As a business writer it is just waaaayyy too easy to take a swipe at United Airlines right now. I’ll let the other writers do more of that. The situation we have all watched unfold at United is indicative of a host of leadership issues and the colossus that is a company the size of United.

During the financial crisis of 2008, we learned the phrase “too big to fail”. That reference included the big banks like Chase, Wells Fargo and Bank of America. It also included the likes of Ford and General Motors. The notion of too big to fail implied that the demise of one of those companies would have detrimental ripple effect on the whole economy of the U.S. and perhaps parts of the world.
It didn’t happen so we still don’t really know if the theory would be true. Too big to fail begs another question. Is there such a thing as too big to do right? With this I mean doing the right things on a consistent basis, day after day, regardless of schedules, circumstances, or prevailing winds of change.
A Clear Fail
United clearly failed. Others have done so too without the same level of scrutiny. I won’t bore you with that list; you can fill in your own names. You likely know some.
Too big to do right is a present force because, as a company grows, the span of control that can be exerted by a core team of leaders expands exponentially. When you grow beyond a single facility under one roof where a company team meeting can be held, you begin losing control.
As the leader, you have to rely upon layers of other managers who have been selected presumably for their alignment with the company’s vision and principles. Then you add the workforce. Not to be insensitive, but the idea of needing to put butts in the seats can often degrade your precious value system. Depending on the geography where your facility gets placed, you may not have the abundance of available workers to meet your definition of mission.
The “Good to Great” (courtesy of Jim Collins) references to getting the right people on the bus breaks down because there just aren’t enough of those people to be found. Deadlines approach, projects need to be completed, production schedules dictate warm bodies to finish the work, so compromises are made. Pretty soon, the workforce is not in step with leadership.
Legacy Creep
Then there is a legacy creep factor. Assuming a legacy of good performance, doing the right thing even exists for a company (as it once did with legacy Continental before the United merger), the long run impacts of continuing growth and expansion or merger can introduce wholesale influencers that derail the legacy success. The legacy by itself is just not strong enough to overcome the new circumstances.

I happen to know that there was a prevailing concern after the Continental United merger that the non-union teams from Texas were met with severe push back from the unionized crews in Chicago. I’m not making a statement one way or the other about unions, I am just saying it was a beast of a conflict that undermined all the things that Continental leadership tried to do at the time. Again, recall that Continental, a rising entity, bought United, a failing entity.
Company Culture
This brings me to my final point. Building a company culture is critical to the creation of a ‘do things right’ mantra. It is now, and will always be about the people. Not the process, not the procedures, and not even about the regulations. When we as leaders have to dumb down the execution of the purposes for which the company was founded, we risk the evolution into cases like United’s embarrassment.
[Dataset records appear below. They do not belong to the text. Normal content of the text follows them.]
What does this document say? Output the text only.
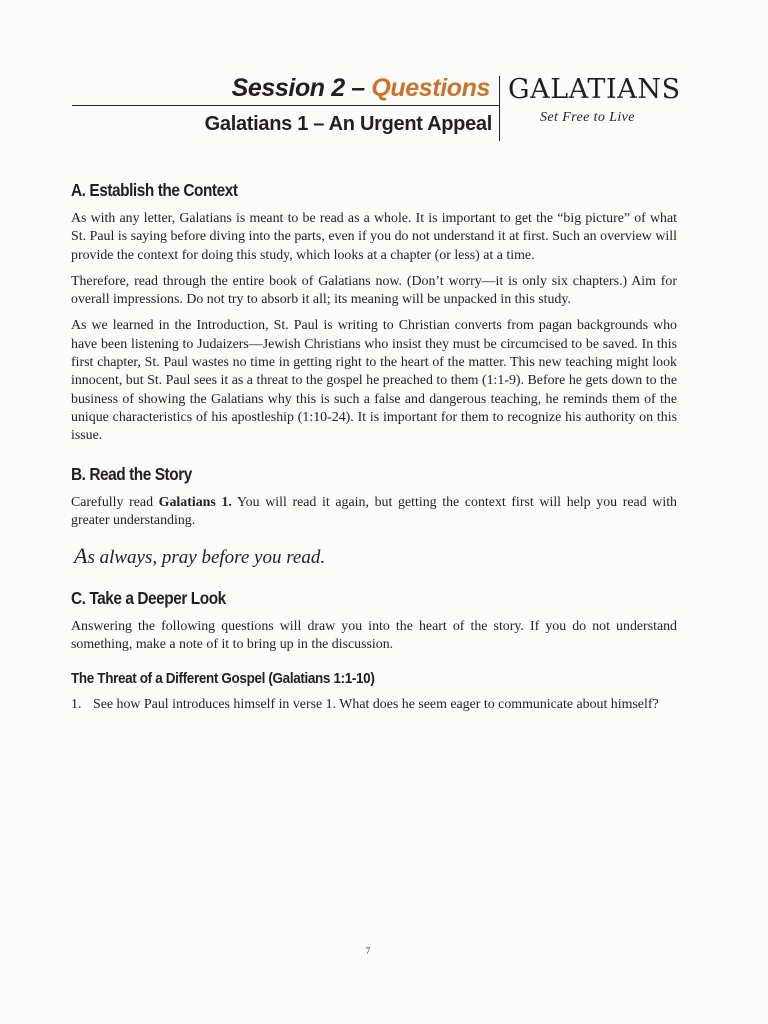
Session 2 – Questions
Galatians 1 – An Urgent Appeal
GALATIANS
Set Free to Live
A. Establish the Context

As with any letter, Galatians is meant to be read as a whole. It is important to get the “big picture” of what St. Paul is saying before diving into the parts, even if you do not understand it at first. Such an overview will provide the context for doing this study, which looks at a chapter (or less) at a time.

Therefore, read through the entire book of Galatians now. (Don’t worry—it is only six chapters.) Aim for overall impressions. Do not try to absorb it all; its meaning will be unpacked in this study.

As we learned in the Introduction, St. Paul is writing to Christian converts from pagan backgrounds who have been listening to Judaizers—Jewish Christians who insist they must be circumcised to be saved. In this first chapter, St. Paul wastes no time in getting right to the heart of the matter. This new teaching might look innocent, but St. Paul sees it as a threat to the gospel he preached to them (1:1-9). Before he gets down to the business of showing the Galatians why this is such a false and dangerous teaching, he reminds them of the unique characteristics of his apostleship (1:10-24). It is important for them to recognize his authority on this issue.

B. Read the Story

Carefully read Galatians 1. You will read it again, but getting the context first will help you read with greater understanding.

As always, pray before you read.
C. Take a Deeper Look

Answering the following questions will draw you into the heart of the story. If you do not understand something, make a note of it to bring up in the discussion.

The Threat of a Different Gospel (Galatians 1:1-10)
1. See how Paul introduces himself in verse 1. What does he seem eager to communicate about himself?
7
The people we select to represent the company are the first and last frontier for successful execution of a company’s mission. It is a daunting task. The cultural differences that walk through our doors impact the ability to blend those cultures into a cohesive matrix for delivery of goods and services.
Look at recent articles emerging about work conditions at Amazon and even expressed concerns about the culture at Google. Big can get out of control.
Managing and coaching the workforce for accomplishment of common goals is no easy feat. One can argue it takes immensely strong leadership to do that.
At what point does a company get too big to do right? The mix and swirl of the people issues caused by the vast diversion of geography and socio-economic factors makes the possible combinations of factors working against you far greater than the things working for you. It’s a whale of a job.
Do I give United CEO a pass on this? Absolutely not. At this point, there are only two choices: new leadership or dispersion of the entity, to slim it back for effective control. I’m guessing shareholders will vote for new leadership, still hoping bigger is better. Or is it?